Heather Bussing is a returning contributor to our HRExaminer Editorial Advisory Board. Heather has practiced employment and business law for over 20 years. She has represented employers, unions and employees in every aspect of employment and labor law including contract negotiations, discrimination and wage hour issues. While the courtroom is a place she’s very familiar with, her preferred approach to employment law is to prevent problems through early intervention and good policies and agreements. Full bio…
I am not a fan of extensive or granular employment policies. I believe they end up being more noose than protection—for both employers and employees. Often the policy completely defeats the purpose as the employer and employee are forced to suffer through the analysis, compliance with procedures and multiple reviews, when everyone would be better off to just end the relationship and move on. Having flexibility to deal with each situation based on the circumstances allows the problem to be solved or resolved quickly and with the widest array of options.
But lawyers and HR managers are very concerned with risk management, treating people fairly and consistently, and letting people know what to expect. So having written policies is a way to try to solve those issues in advance of the problems. Besides, they look official and important.
Anyone who has actually received a policy manual usually has no idea what it means and just signs the acknowledgement with a prayer that they never have to look at it again.
But when a problem arises, the lawyer’s and HR manager’s first question will always be, “What’s the policy on that?” So now that employees are blogging and tweeting and developing company Facebook pages, there must be policies.
There are two reasons to have social media policies: 1) to protect trade secrets and other legally confidential information; and 2) to control brand and marketing messages.
If you have a confidentiality, trade secret or non-disclosure agreement/policy, then see if social media communications would be covered. They probably are because the language in those things is usually so broad you can’t leave the building with a copy of the policy without violating the policy. I once was taking photographs in downtown San Jose. The guards for one of the software companies there came outside and across a public street to let me know that photographing the exterior of the building– outside in the world for everyone to see– was a security breach. Makes me wonder how they feel about Google Earth.
In any event, your nondisclosure agreement or confidentiality agreement probably covers social media disclosures. If it doesn’t, that’s not hard to fix. So you probably don’t need a separate social media policy to protect trade secrets.
The real issue is whether and how much you want to control what gets said about your company. This is a function of your brand, culture and marketing strategy. It’s not really an HR or legal function.
Do you have control issues and what are they?
One company I know has a policy of allowing the good, the bad and the ugly, but not the mean. They value the immediacy, spontaneity and perceived credibility of social media. They also want to promote a culture of transparency and openness. So they watch what’s being said, but rarely intervene. They draw the line at personal attacks and antagonistic horse manure. (That’s a term of art—if you use it in your policy, I bet it’s clearer that what’s there.)
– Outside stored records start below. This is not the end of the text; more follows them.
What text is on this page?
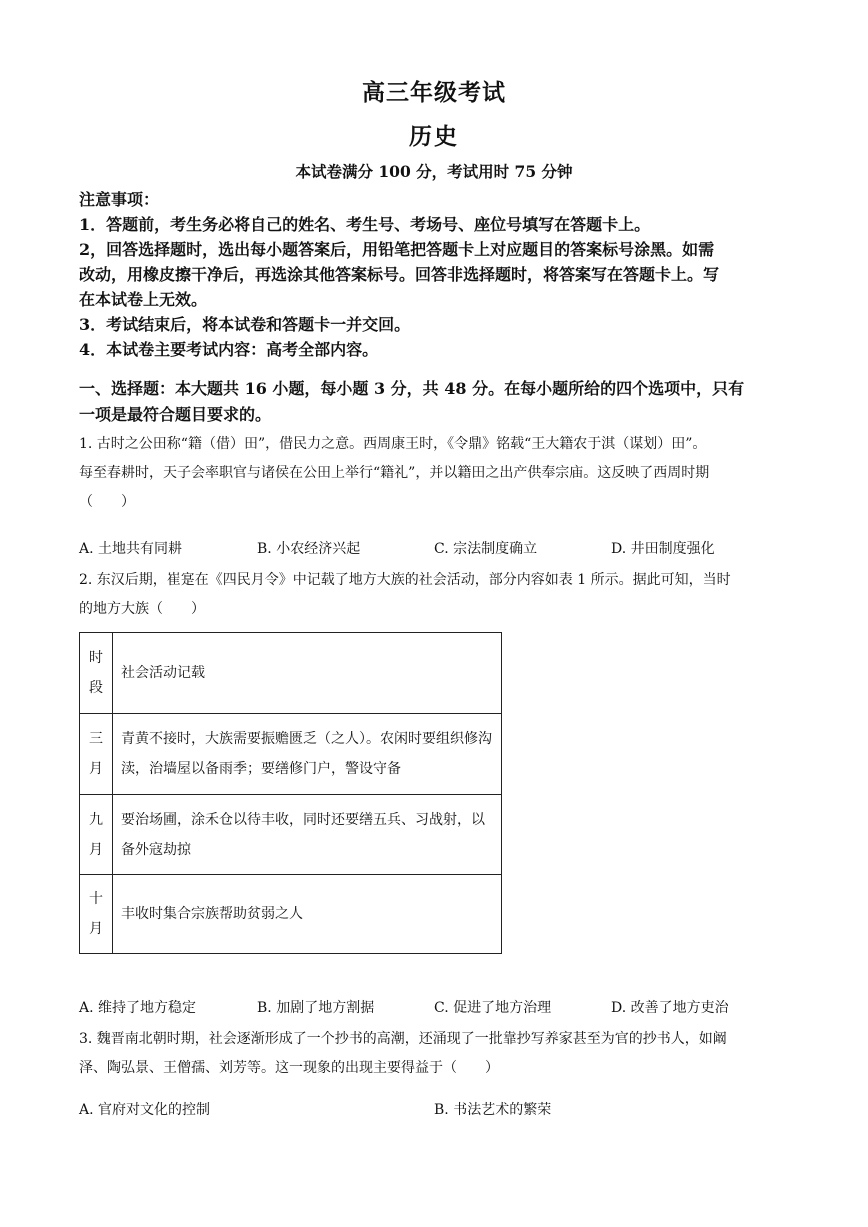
高三年级考试
历史
本试卷满分 100 分，考试用时 75 分钟

注意事项：

1．答题前，考生务必将自己的姓名、考生号、考场号、座位号填写在答题卡上。

2，回答选择题时，选出每小题答案后，用铅笔把答题卡上对应题目的答案标号涂黑。如需

改动，用橡皮擦干净后，再选涂其他答案标号。回答非选择题时，将答案写在答题卡上。写

在本试卷上无效。

3．考试结束后，将本试卷和答题卡一并交回。

4．本试卷主要考试内容：高考全部内容。

一、选择题：本大题共 16 小题，每小题 3 分，共 48 分。在每小题所给的四个选项中，只有

一项是最符合题目要求的。

1. 古时之公田称“籍（借）田”，借民力之意。西周康王时，《令鼎》铭载“王大籍农于淇（谋划）田”。

每至春耕时，天子会率职官与诸侯在公田上举行“籍礼”，并以籍田之出产供奉宗庙。这反映了西周时期

（　　）

A. 土地共有同耕	B. 小农经济兴起	C. 宗法制度确立	D. 井田制度强化

2. 东汉后期，崔寔在《四民月令》中记载了地方大族的社会活动，部分内容如表 1 所示。据此可知，当时

的地方大族（　　）

时段	社会活动记载
三月	青黄不接时，大族需要振赡匮乏（之人）。农闲时要组织修沟渎，治墙屋以备雨季；要缮修门户，警设守备
九月	要治场圃，涂禾仓以待丰收，同时还要缮五兵、习战射，以备外寇劫掠
十月	丰收时集合宗族帮助贫弱之人
A. 维持了地方稳定	B. 加剧了地方割据	C. 促进了地方治理	D. 改善了地方吏治

3. 魏晋南北朝时期，社会逐渐形成了一个抄书的高潮，还涌现了一批靠抄写养家甚至为官的抄书人，如阚

泽、陶弘景、王僧孺、刘芳等。这一现象的出现主要得益于（　　）

A. 官府对文化的控制	B. 书法艺术的繁荣
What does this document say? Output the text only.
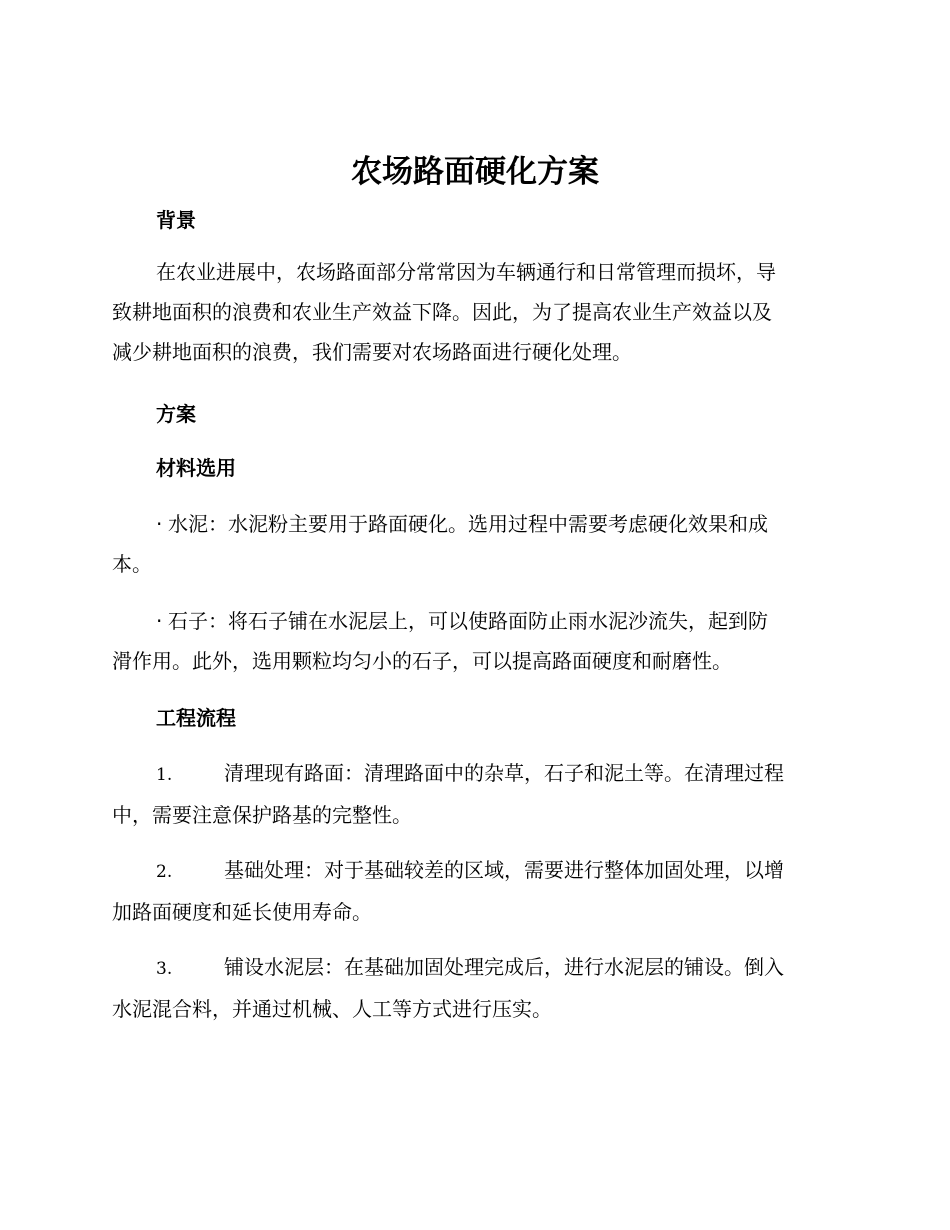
农场路面硬化方案
背景

在农业进展中，农场路面部分常常因为车辆通行和日常管理而损坏，导
致耕地面积的浪费和农业生产效益下降。因此，为了提高农业生产效益以及
减少耕地面积的浪费，我们需要对农场路面进行硬化处理。

方案
材料选用

· 水泥：水泥粉主要用于路面硬化。选用过程中需要考虑硬化效果和成
本。

· 石子：将石子铺在水泥层上，可以使路面防止雨水泥沙流失，起到防
滑作用。此外，选用颗粒均匀小的石子，可以提高路面硬度和耐磨性。

工程流程

1.	清理现有路面：清理路面中的杂草，石子和泥土等。在清理过程
中，需要注意保护路基的完整性。

2.	基础处理：对于基础较差的区域，需要进行整体加固处理，以增
加路面硬度和延长使用寿命。

3.	铺设水泥层：在基础加固处理完成后，进行水泥层的铺设。倒入
水泥混合料，并通过机械、人工等方式进行压实。
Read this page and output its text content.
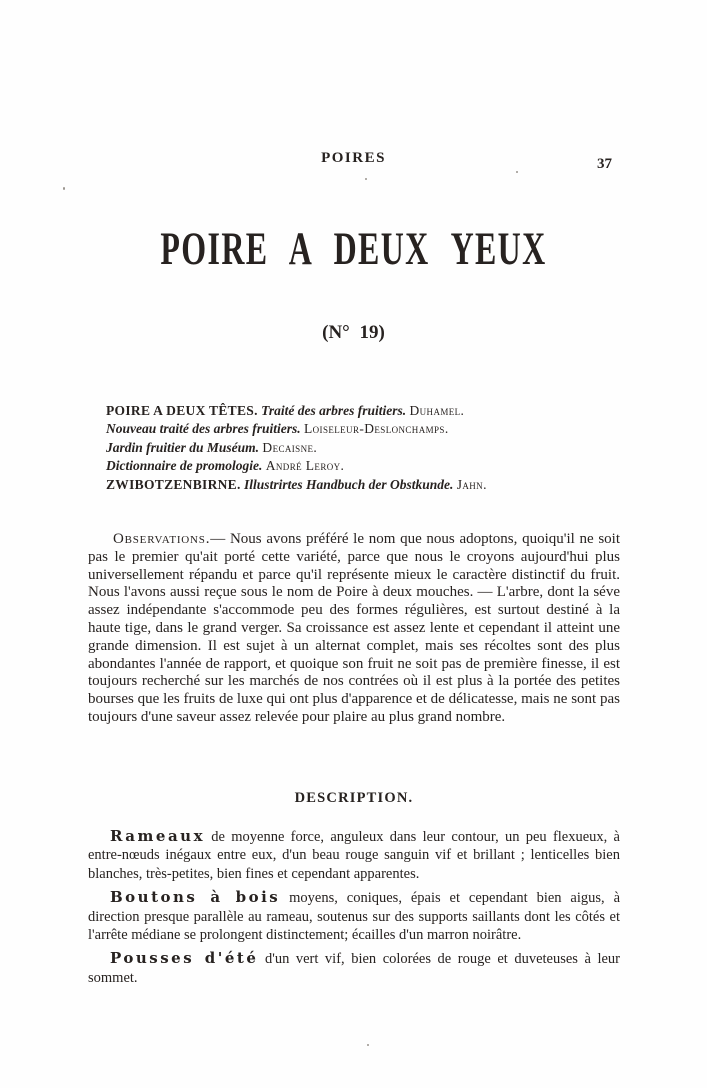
POIRES	37
POIRE A DEUX YEUX
(N° 19)
POIRE A DEUX TÊTES. Traité des arbres fruitiers. Duhamel.
Nouveau traité des arbres fruitiers. Loiseleur-Deslonchamps.
Jardin fruitier du Muséum. Decaisne.
Dictionnaire de promologie. André Leroy.
ZWIBOTZENBIRNE. Illustrirtes Handbuch der Obstkunde. Jahn.

Observations.— Nous avons préféré le nom que nous adoptons, quoiqu'il ne soit pas le premier qu'ait porté cette variété, parce que nous le croyons aujourd'hui plus universellement répandu et parce qu'il représente mieux le caractère distinctif du fruit. Nous l'avons aussi reçue sous le nom de Poire à deux mouches. — L'arbre, dont la séve assez indépendante s'accommode peu des formes régulières, est surtout destiné à la haute tige, dans le grand verger. Sa croissance est assez lente et cependant il atteint une grande dimension. Il est sujet à un alternat complet, mais ses récoltes sont des plus abondantes l'année de rapport, et quoique son fruit ne soit pas de première finesse, il est toujours recherché sur les marchés de nos contrées où il est plus à la portée des petites bourses que les fruits de luxe qui ont plus d'apparence et de délicatesse, mais ne sont pas toujours d'une saveur assez relevée pour plaire au plus grand nombre.

DESCRIPTION.

Rameaux de moyenne force, anguleux dans leur contour, un peu flexueux, à entre-nœuds inégaux entre eux, d'un beau rouge sanguin vif et brillant ; lenticelles bien blanches, très-petites, bien fines et cependant apparentes.

Boutons à bois moyens, coniques, épais et cependant bien aigus, à direction presque parallèle au rameau, soutenus sur des supports saillants dont les côtés et l'arrête médiane se prolongent distinctement; écailles d'un marron noirâtre.

Pousses d'été d'un vert vif, bien colorées de rouge et duveteuses à leur sommet.
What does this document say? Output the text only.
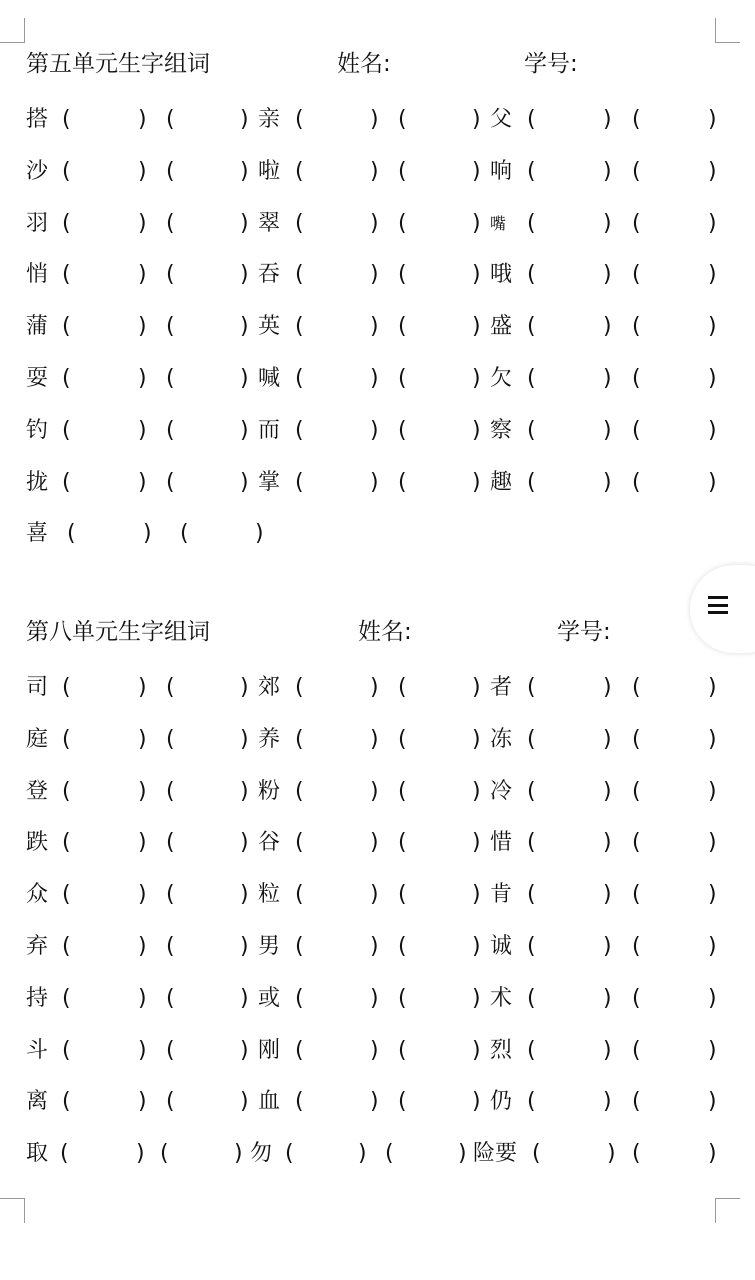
第五单元生字组词	姓名:	学号:
第八单元生字组词	姓名:	学号:
搭 (	) (	) 亲 (	) (	) 父 (	) (	)
沙 (	) (	) 啦 (	) (	) 响 (	) (	)
羽 (	) (	) 翠 (	) (	) 嘴 (	) (	)
悄 (	) (	) 吞 (	) (	) 哦 (	) (	)
蒲 (	) (	) 英 (	) (	) 盛 (	) (	)
耍 (	) (	) 喊 (	) (	) 欠 (	) (	)
钓 (	) (	) 而 (	) (	) 察 (	) (	)
拢 (	) (	) 掌 (	) (	) 趣 (	) (	)
喜 (	) (	)
司 (	) (	) 郊 (	) (	) 者 (	) (	)
庭 (	) (	) 养 (	) (	) 冻 (	) (	)
登 (	) (	) 粉 (	) (	) 冷 (	) (	)
跌 (	) (	) 谷 (	) (	) 惜 (	) (	)
众 (	) (	) 粒 (	) (	) 肯 (	) (	)
弃 (	) (	) 男 (	) (	) 诚 (	) (	)
持 (	) (	) 或 (	) (	) 术 (	) (	)
斗 (	) (	) 刚 (	) (	) 烈 (	) (	)
离 (	) (	) 血 (	) (	) 仍 (	) (	)
取 (	) (	) 勿 (	) (	) 险要 (	) (	)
Other companies have an entire litany of individual policies for each social media venue, complete with explicit instructions on when and how to use it, as well as specific parameters for what may be contained in each post. A recent article in Inc. Magazine suggested such an approach.
There isn’t a one-size-fits-all approach to social media policies. But there are three general approaches.
1. Review and Approve Everything
2. Monitor and Only Pull Posts That Are Mean or Wrong
3. Ignore the Whole Thing
The approach that is right for each company depends on its culture and comfort level, as well as its interest in and resources for reviewing and approving.
Besides disclosure of trade secrets, the legal issues are essentially:
- Defamation/Libel—someone says something damaging and untrue about someone else and the company gets sued
- Protected Activity—The NLRB recently held that a company who fired a union employee for a Facebook rant against management had violated federal labor laws because being able to criticize management is “protected concerted activity.” Censorship may also violate your “open door” and other general policies on employee communications and free speech rights could also be implicated if government action or other state laws are implicated.
The way to protect against problems is to give employees broad discretion on what to say, as long as it is true. Then reserve the right to require that they delete or retract it upon request and at the company’s discretion.
The other thing to understand is the more a company monitors, approves and controls what its employees say in social media, the more likely it will be legally responsible for what is said. Other factors include whether the statement is made from a company page/account or by a personal user, whether creating social media content is part of the employee’s job duties, and the complete context of the post. But the more closely controlled and connected the post is to the company itself, the more likely it will be held responsible for its employee’s posts.
If you decide you need a social media policy, there are many good resources online for examples of specific language and approaches to developing a social media policy. Social Media Governance and 123 Social Media have collected many actual workplace polices you can use in developing your own.
But the real issue with social media policies is branding. So while it is fine to have HR and the legal department involved in developing a social media policy— make sure it is consistent with your company’s brand and culture. Call marketing first.